Note that in the above graph, the fitted lines and counterfactual do not align with the observed outcomes after the treatment period. Why? Well, the estimated coefficent of 55 for ATE in the actual model functions like a shifter so all estimated time fixed effects after December 2019 must compensate for that shift so that at least on average the trends match. As expected, we can see that the fitted and observed trends cross at about the half-way point in 2020…or, as you have guessed, the average. Nevertheless, if we use the fitted lines to estimate the ATE, we can a pretty close figure.
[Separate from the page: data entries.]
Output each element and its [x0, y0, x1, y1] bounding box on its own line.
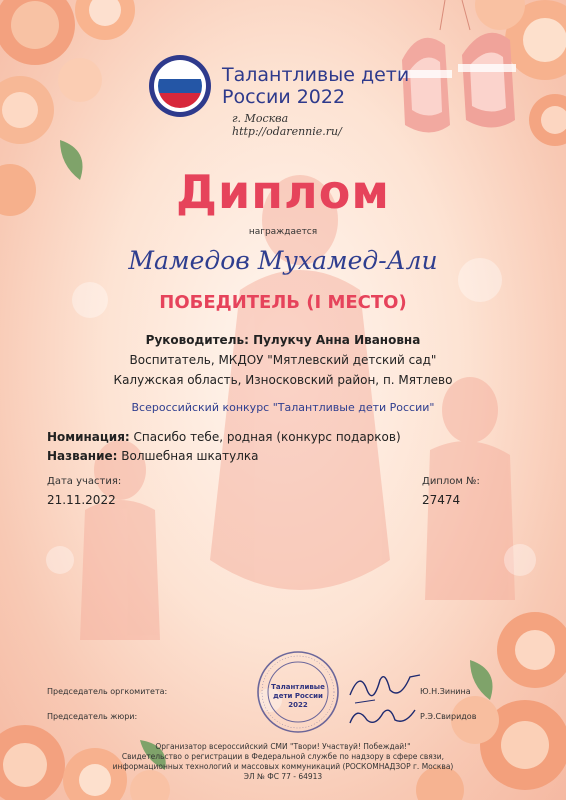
nomination-label: Номинация:: [47, 430, 130, 444]
footer-organizer: [100, 742, 466, 782]
logo-title-line1: Талантливые дети: [222, 64, 410, 86]
org-chair-name: Ю.Н.Зинина: [420, 687, 471, 696]
supervisor-position: Воспитатель, МКДОУ "Мятлевский детский сад": [129, 353, 437, 367]
awarded-label: награждается: [248, 227, 318, 237]
diploma-number-value: 27474: [422, 493, 461, 507]
stamp-text: [256, 683, 340, 710]
jury-chair-name: Р.Э.Свиридов: [420, 712, 477, 721]
date-value: 21.11.2022: [47, 493, 116, 507]
jury-chair-label: Председатель жюри:: [47, 712, 138, 721]
logo-title-line2: России 2022: [222, 86, 346, 108]
diploma-title: Диплом: [176, 165, 390, 219]
footer-line4: ЭЛ № ФС 77 - 64913: [243, 772, 323, 781]
footer-line1: Организатор всероссийский СМИ "Твори! Участвуй! Побеждай!": [155, 742, 411, 751]
work-title-label: Название:: [47, 449, 118, 463]
supervisor-name: Пулукчу Анна Ивановна: [253, 333, 421, 347]
supervisor-label: Руководитель:: [145, 333, 249, 347]
work-title-value: Волшебная шкатулка: [121, 449, 259, 463]
supervisor-location: Калужская область, Износковский район, п. Мятлево: [113, 373, 453, 387]
stamp-line2: дети России: [273, 692, 323, 700]
nomination-line: [47, 430, 401, 444]
recipient-name: Мамедов Мухамед-Али: [128, 246, 438, 275]
russian-flag-logo-icon: [148, 54, 212, 118]
footer-line2: Свидетельство о регистрации в Федеральной службе по надзору в сфере связи,: [121, 752, 445, 761]
stamp-line1: Талантливые: [271, 683, 325, 691]
org-chair-label: Председатель оргкомитета:: [47, 687, 168, 696]
contest-name: Всероссийский конкурс "Талантливые дети России": [131, 401, 435, 414]
supervisor-line: [0, 333, 566, 347]
date-label: Дата участия:: [47, 476, 122, 487]
logo-url: http://odarennie.ru/: [232, 125, 342, 138]
nomination-value: Спасибо тебе, родная (конкурс подарков): [133, 430, 401, 444]
diploma-number-label: Диплом №:: [422, 476, 480, 487]
logo-city: г. Москва: [232, 112, 289, 125]
stamp-year: 2022: [288, 701, 308, 709]
signature-marks: [345, 665, 425, 730]
footer-line3: информационных технологий и массовых коммуникаций (РОСКОМНАДЗОР г. Москва): [112, 762, 454, 771]
work-title-line: [47, 449, 258, 463]
award-place: ПОБЕДИТЕЛЬ (I МЕСТО): [159, 292, 407, 313]
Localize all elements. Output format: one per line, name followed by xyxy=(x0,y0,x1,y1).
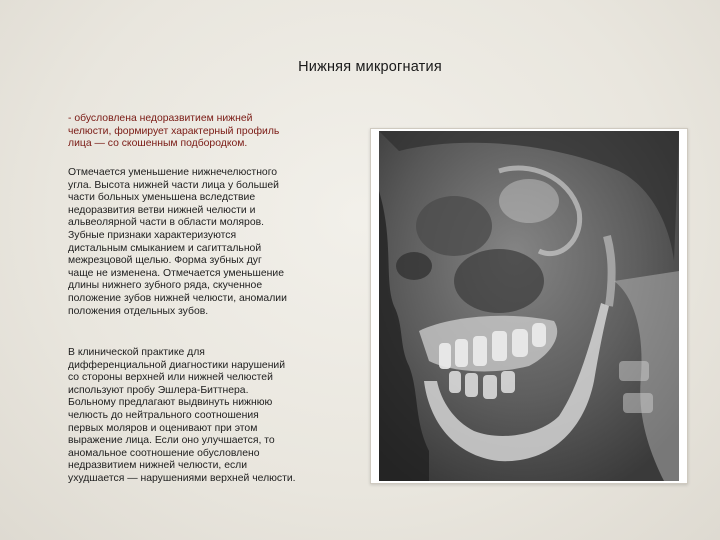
symptoms-text: Отмечается уменьшение нижнечелюстного угла. Высота нижней части лица у большей части больных уменьшена вследствие недоразвития ветви нижней челюсти и альвеолярной части в области моляров. Зубные признаки характеризуются дистальным смыканием и сагиттальной межрезцовой щелью. Форма зубных дуг чаще не изменена. Отмечается уменьшение длины нижнего зубного ряда, скученное положение зубов нижней челюсти, аномалии положения отдельных зубов. xyxy=(68,167,287,317)
xray-image xyxy=(370,128,688,484)
intro-paragraph xyxy=(68,113,358,151)
diagnostics-paragraph xyxy=(68,347,358,486)
intro-text: - обусловлена недоразвитием нижней челюсти, формирует характерный профиль лица — со скошенным подбородком. xyxy=(68,113,280,150)
slide-title: Нижняя микрогнатия xyxy=(298,59,442,75)
cephalogram-picture xyxy=(379,131,679,481)
symptoms-paragraph xyxy=(68,167,358,318)
diagnostics-text: В клинической практике для дифференциальной диагностики нарушений со стороны верхней или нижней челюстей используют пробу Эшлера-Биттнера. Больному предлагают выдвинуть нижнюю челюсть до нейтрального соотношения первых моляров и оценивают при этом выражение лица. Если оно улучшается, то аномальное соотношение обусловлено недразвитием нижней челюсти, если ухудшается — нарушениями верхней челюсти. xyxy=(68,347,296,484)
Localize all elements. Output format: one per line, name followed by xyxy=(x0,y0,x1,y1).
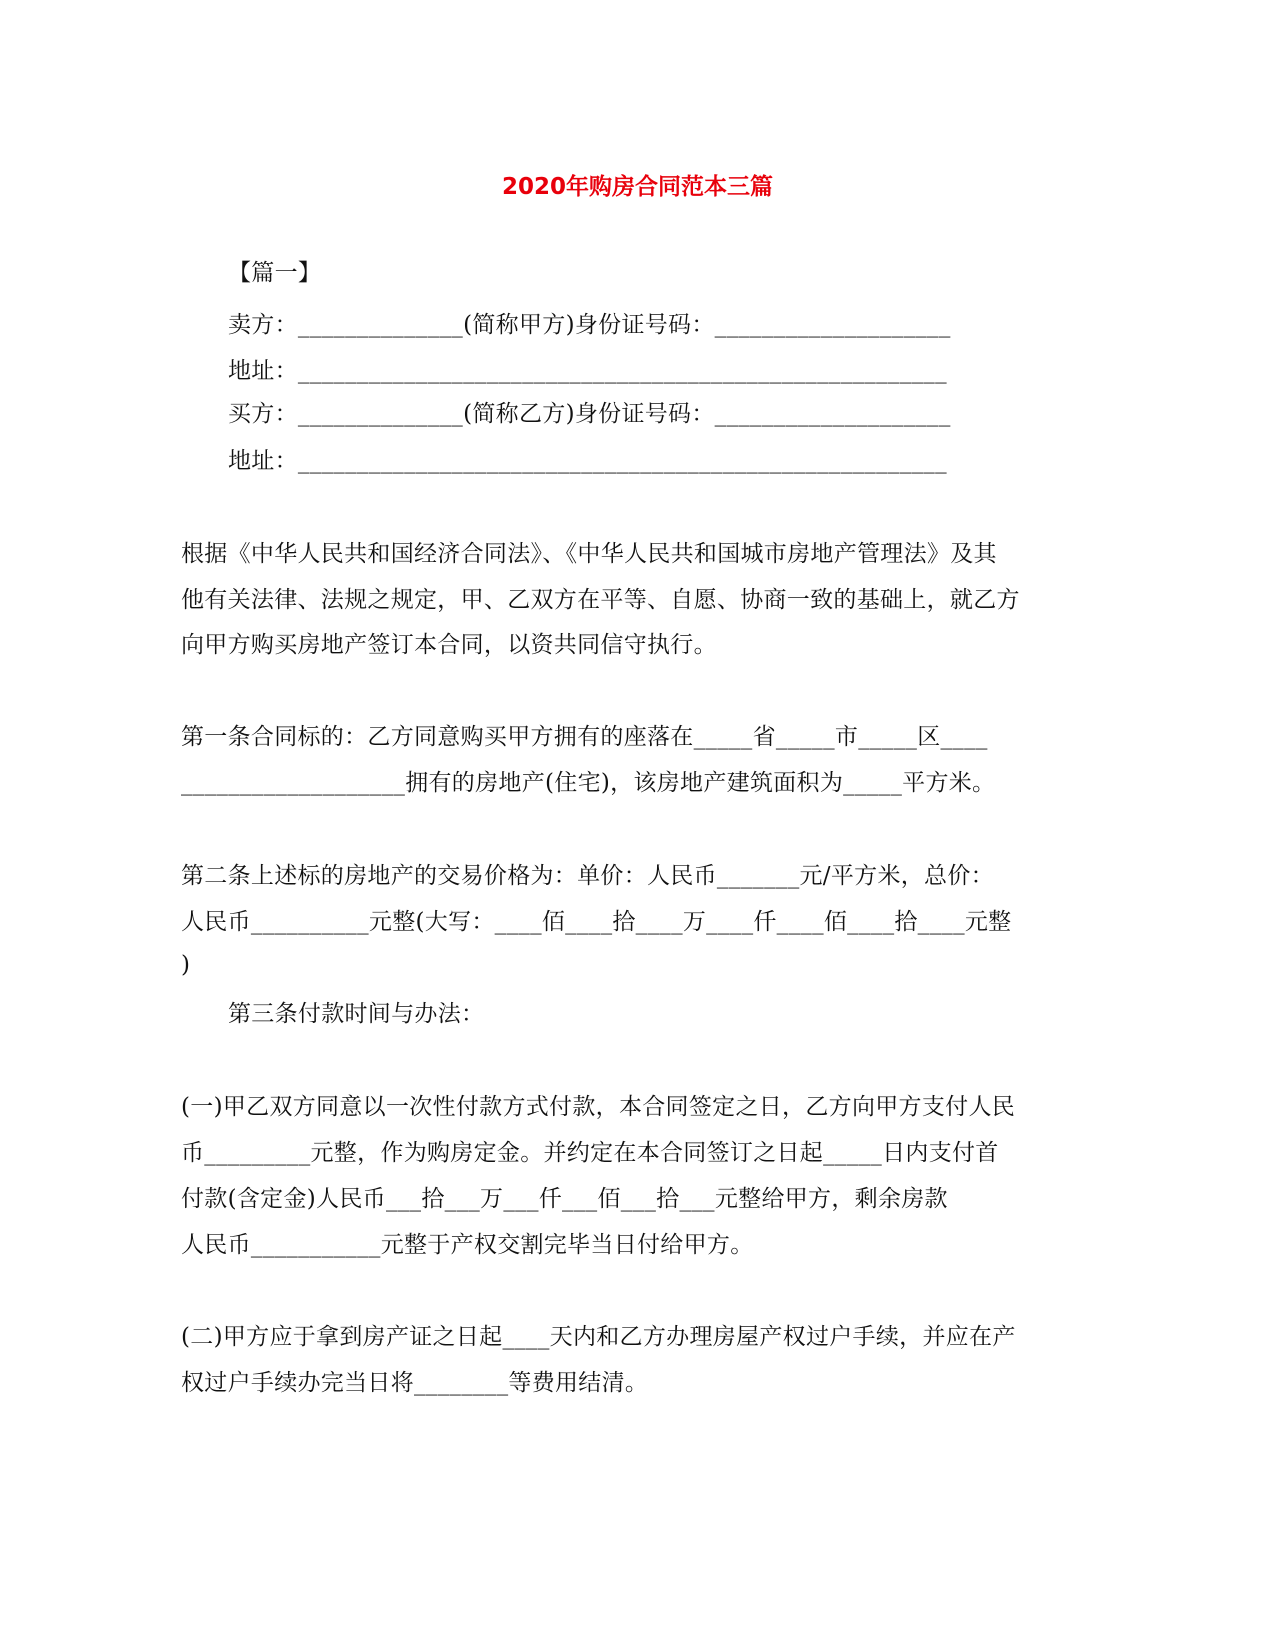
article1-line: ___________________拥有的房地产(住宅)，该房地产建筑面积为_____平方米。 xyxy=(181,770,996,796)
article3-heading: 第三条付款时间与办法： xyxy=(228,1001,485,1027)
preamble-line: 根据《中华人民共和国经济合同法》、《中华人民共和国城市房地产管理法》及其 xyxy=(181,541,997,567)
buyer-address-line: 地址：_______________________________________________________ xyxy=(228,448,947,474)
seller-address-line: 地址：_______________________________________________________ xyxy=(228,358,947,384)
article3-item1-line: 人民币___________元整于产权交割完毕当日付给甲方。 xyxy=(181,1232,754,1258)
article1-line: 第一条合同标的：乙方同意购买甲方拥有的座落在_____省_____市_____区____ xyxy=(181,724,988,750)
section-heading: 【篇一】 xyxy=(228,260,322,286)
preamble-line: 他有关法律、法规之规定，甲、乙双方在平等、自愿、协商一致的基础上，就乙方 xyxy=(181,587,1020,613)
buyer-line: 买方：______________(简称乙方)身份证号码：____________________ xyxy=(228,401,951,427)
article3-item1-line: 付款(含定金)人民币___拾___万___仟___佰___拾___元整给甲方，剩余房款 xyxy=(181,1186,948,1212)
article3-item1-line: 币_________元整，作为购房定金。并约定在本合同签订之日起_____日内支付首 xyxy=(181,1140,999,1166)
article2-line: 第二条上述标的房地产的交易价格为：单价：人民币_______元/平方米，总价： xyxy=(181,863,994,889)
article3-item2-line: 权过户手续办完当日将________等费用结清。 xyxy=(181,1370,649,1396)
article3-item1-line: (一)甲乙双方同意以一次性付款方式付款，本合同签定之日，乙方向甲方支付人民 xyxy=(181,1094,1016,1120)
preamble-line: 向甲方购买房地产签订本合同，以资共同信守执行。 xyxy=(181,632,717,658)
article3-item2-line: (二)甲方应于拿到房产证之日起____天内和乙方办理房屋产权过户手续，并应在产 xyxy=(181,1324,1016,1350)
article2-line: ) xyxy=(181,952,191,978)
seller-line: 卖方：______________(简称甲方)身份证号码：____________________ xyxy=(228,312,951,338)
article2-line: 人民币__________元整(大写：____佰____拾____万____仟____佰____拾____元整 xyxy=(181,909,1012,935)
document-title: 2020年购房合同范本三篇 xyxy=(501,174,773,200)
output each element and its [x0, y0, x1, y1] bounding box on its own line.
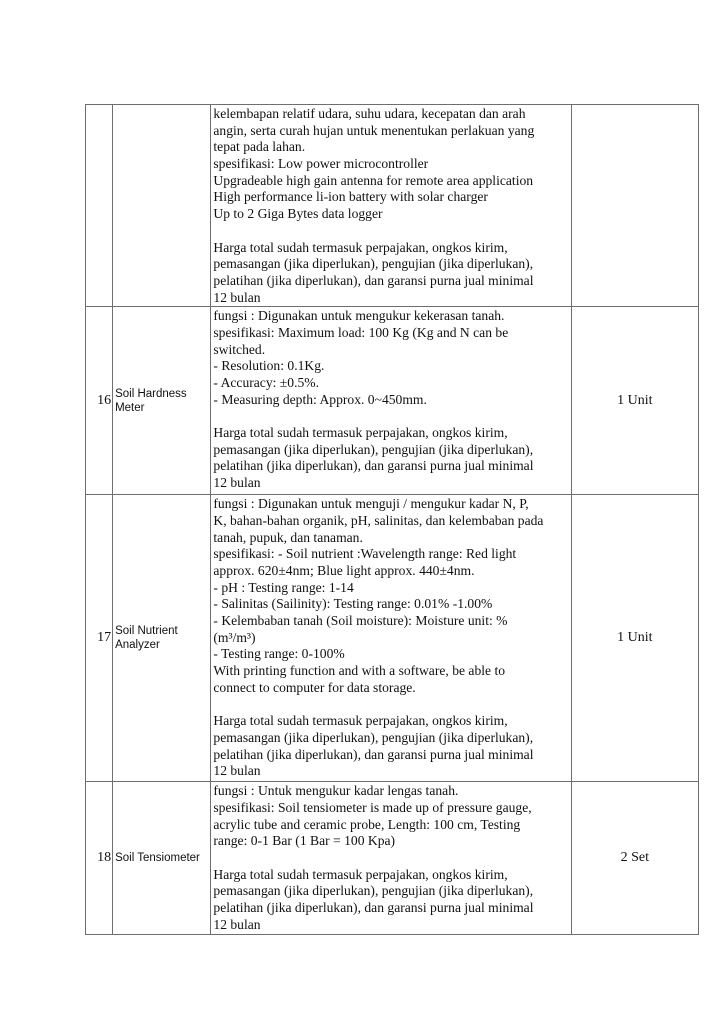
description-line: Upgradeable high gain antenna for remote area application — [213, 172, 534, 188]
item-quantity — [571, 105, 698, 307]
item-number: 18 — [86, 782, 113, 935]
equipment-spec-table — [85, 104, 699, 935]
description-line: spesifikasi: - Soil nutrient :Wavelength range: Red light — [213, 546, 517, 562]
item-number: 17 — [86, 495, 113, 782]
description-line: pemasangan (jika diperlukan), pengujian (jika diperlukan), — [213, 729, 534, 745]
description-spacer — [213, 697, 570, 714]
description-line: High performance li-ion battery with solar charger — [213, 189, 488, 205]
description-line: 12 bulan — [213, 289, 261, 305]
table-body — [86, 105, 699, 935]
item-description — [211, 782, 571, 935]
description-line: Harga total sudah termasuk perpajakan, ongkos kirim, — [213, 425, 508, 441]
description-line: 12 bulan — [213, 916, 261, 932]
description-line: - Testing range: 0-100% — [213, 646, 345, 662]
item-description — [211, 105, 571, 307]
description-line: pelatihan (jika diperlukan), dan garansi purna jual minimal — [213, 458, 534, 474]
description-line: fungsi : Untuk mengukur kadar lengas tanah. — [213, 783, 459, 799]
description-line: - Salinitas (Sailinity): Testing range: 0.01% -1.00% — [213, 596, 493, 612]
description-line: pelatihan (jika diperlukan), dan garansi purna jual minimal — [213, 746, 534, 762]
item-quantity: 1 Unit — [571, 307, 698, 495]
item-description — [211, 495, 571, 782]
description-line: approx. 620±4nm; Blue light approx. 440±4nm. — [213, 563, 475, 578]
item-name: Soil Tensiometer — [113, 782, 211, 935]
table-row — [86, 307, 699, 495]
description-line: pemasangan (jika diperlukan), pengujian (jika diperlukan), — [213, 883, 534, 899]
description-line: - pH : Testing range: 1-14 — [213, 579, 354, 595]
table-row — [86, 495, 699, 782]
description-line: angin, serta curah hujan untuk menentukan perlakuan yang — [213, 122, 535, 138]
description-line: pemasangan (jika diperlukan), pengujian (jika diperlukan), — [213, 441, 534, 457]
description-line: spesifikasi: Maximum load: 100 Kg (Kg and N can be — [213, 324, 509, 340]
description-line: acrylic tube and ceramic probe, Length: 100 cm, Testing — [213, 816, 521, 832]
item-quantity: 2 Set — [571, 782, 698, 935]
description-line: (m³/m³) — [213, 629, 256, 645]
description-line: Harga total sudah termasuk perpajakan, ongkos kirim, — [213, 239, 508, 255]
description-line: 12 bulan — [213, 763, 261, 779]
description-line: - Resolution: 0.1Kg. — [213, 358, 325, 374]
description-line: tanah, pupuk, dan tanaman. — [213, 529, 363, 545]
item-name: Soil Nutrient Analyzer — [113, 495, 211, 782]
description-line: pelatihan (jika diperlukan), dan garansi purna jual minimal — [213, 900, 534, 916]
item-number — [86, 105, 113, 307]
description-line: kelembapan relatif udara, suhu udara, kecepatan dan arah — [213, 106, 526, 121]
description-line: switched. — [213, 341, 266, 357]
item-name — [113, 105, 211, 307]
description-line: With printing function and with a software, be able to — [213, 663, 506, 679]
item-number: 16 — [86, 307, 113, 495]
description-line: - Accuracy: ±0.5%. — [213, 375, 319, 390]
description-line: - Kelembaban tanah (Soil moisture): Moisture unit: % — [213, 613, 508, 629]
table-row — [86, 105, 699, 307]
description-line: tepat pada lahan. — [213, 139, 306, 155]
description-line: fungsi : Digunakan untuk mengukur kekerasan tanah. — [213, 308, 505, 324]
description-line: Up to 2 Giga Bytes data logger — [213, 206, 383, 222]
item-quantity: 1 Unit — [571, 495, 698, 782]
description-line: Harga total sudah termasuk perpajakan, ongkos kirim, — [213, 713, 508, 729]
description-line: - Measuring depth: Approx. 0~450mm. — [213, 391, 427, 407]
description-line: K, bahan-bahan organik, pH, salinitas, dan kelembaban pada — [213, 512, 544, 528]
description-line: pelatihan (jika diperlukan), dan garansi purna jual minimal — [213, 272, 534, 288]
description-line: spesifikasi: Low power microcontroller — [213, 156, 429, 172]
description-line: 12 bulan — [213, 475, 261, 491]
description-spacer — [213, 223, 570, 240]
description-line: Harga total sudah termasuk perpajakan, ongkos kirim, — [213, 866, 508, 882]
item-description — [211, 307, 571, 495]
description-spacer — [213, 408, 570, 425]
description-line: fungsi : Digunakan untuk menguji / mengukur kadar N, P, — [213, 496, 529, 512]
table-row — [86, 782, 699, 935]
description-line: pemasangan (jika diperlukan), pengujian (jika diperlukan), — [213, 256, 534, 272]
item-name: Soil Hardness Meter — [113, 307, 211, 495]
description-line: connect to computer for data storage. — [213, 679, 416, 695]
description-line: range: 0-1 Bar (1 Bar = 100 Kpa) — [213, 833, 396, 849]
description-spacer — [213, 850, 570, 867]
description-line: spesifikasi: Soil tensiometer is made up of pressure gauge, — [213, 799, 532, 815]
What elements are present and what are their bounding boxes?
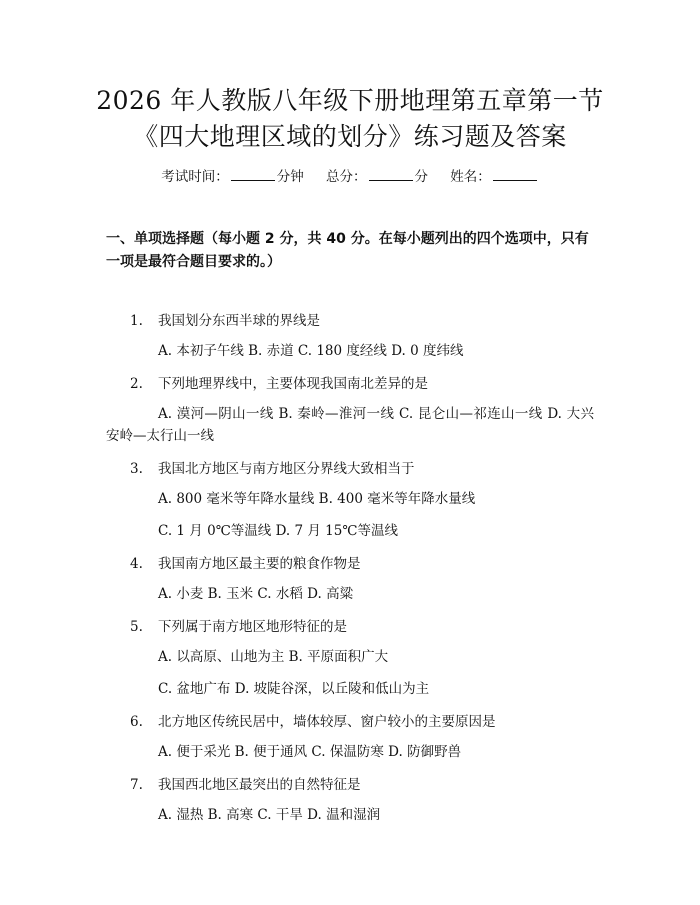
exam-time-blank [231, 168, 275, 181]
question-7 [130, 775, 600, 795]
question-3 [130, 459, 600, 479]
question-number: 5. [130, 619, 143, 635]
total-score-label: 总分： [326, 169, 367, 185]
student-name-label: 姓名： [450, 169, 491, 185]
question-4 [130, 554, 600, 574]
exam-time-label: 考试时间： [161, 169, 229, 185]
question-1-options: A. 本初子午线 B. 赤道 C. 180 度经线 D. 0 度纬线 [158, 343, 464, 359]
question-stem: 下列地理界线中，主要体现我国南北差异的是 [158, 376, 428, 392]
question-stem: 北方地区传统民居中，墙体较厚、窗户较小的主要原因是 [158, 714, 496, 730]
question-7-options: A. 湿热 B. 高寒 C. 干旱 D. 温和湿润 [158, 807, 381, 823]
question-stem: 我国南方地区最主要的粮食作物是 [158, 556, 361, 572]
exam-time-field [161, 167, 304, 187]
question-5-options-line-1: A. 以高原、山地为主 B. 平原面积广大 [158, 649, 389, 665]
question-number: 3. [130, 461, 143, 477]
question-number: 2. [130, 376, 143, 392]
question-5 [130, 617, 600, 637]
question-number: 4. [130, 556, 143, 572]
student-name-field [450, 167, 539, 187]
question-4-options: A. 小麦 B. 玉米 C. 水稻 D. 高粱 [158, 586, 354, 602]
question-3-options-line-2: C. 1 月 0℃等温线 D. 7 月 15℃等温线 [158, 523, 398, 539]
question-number: 6. [130, 714, 143, 730]
question-number: 1. [130, 313, 143, 329]
question-stem: 我国西北地区最突出的自然特征是 [158, 777, 361, 793]
total-score-blank [369, 168, 413, 181]
question-stem: 下列属于南方地区地形特征的是 [158, 619, 347, 635]
section-heading: 一、单项选择题（每小题 2 分，共 40 分。在每小题列出的四个选项中，只有一项是最符合题目要求的。） [106, 231, 589, 270]
document-title-line-1: 2026 年人教版八年级下册地理第五章第一节 [96, 86, 604, 115]
total-score-unit: 分 [414, 169, 428, 185]
question-stem: 我国划分东西半球的界线是 [158, 313, 320, 329]
question-6-options: A. 便于采光 B. 便于通风 C. 保温防寒 D. 防御野兽 [158, 744, 462, 760]
question-3-options-line-1: A. 800 毫米等年降水量线 B. 400 毫米等年降水量线 [158, 491, 476, 507]
question-number: 7. [130, 777, 143, 793]
question-1 [130, 311, 600, 331]
question-5-options-line-2: C. 盆地广布 D. 坡陡谷深，以丘陵和低山为主 [158, 681, 430, 697]
exam-time-unit: 分钟 [276, 169, 304, 185]
question-2-options: A. 漠河—阴山一线 B. 秦岭—淮河一线 C. 昆仑山—祁连山一线 D. 大兴安岭—太行山一线 [106, 406, 594, 444]
question-stem: 我国北方地区与南方地区分界线大致相当于 [158, 461, 415, 477]
document-title-line-2: 《四大地理区域的划分》练习题及答案 [133, 122, 567, 151]
total-score-field [326, 167, 428, 187]
question-2 [130, 374, 600, 394]
question-6 [130, 712, 600, 732]
exam-info-row [0, 167, 700, 187]
student-name-blank [493, 168, 537, 181]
Could we recreate a better fit? Sure, if instead of simply using post:treatment as our way of capturing the ATE we segmented the post:treatment variable into individual months (ie post:treatment:January_2020, post:treatment:February_2020…) then the fitted lines would much more closely align with the observed trends.

Interpretation of our graph

So what’s the takeaway if the fitted counterfactual doesn’t resemble the observed trends? Well, in this picture, we can take comfort in the fact that the rank of the fitted lines (ie fitted counterfactual is below fitted and observed trends..etc) is in order with expectations. If, for example, the counterfactual were estimated to be above both the fitted and observed trends for the treated subjects then we would have a clear red flag that the ATE we are estimating is completely bogus.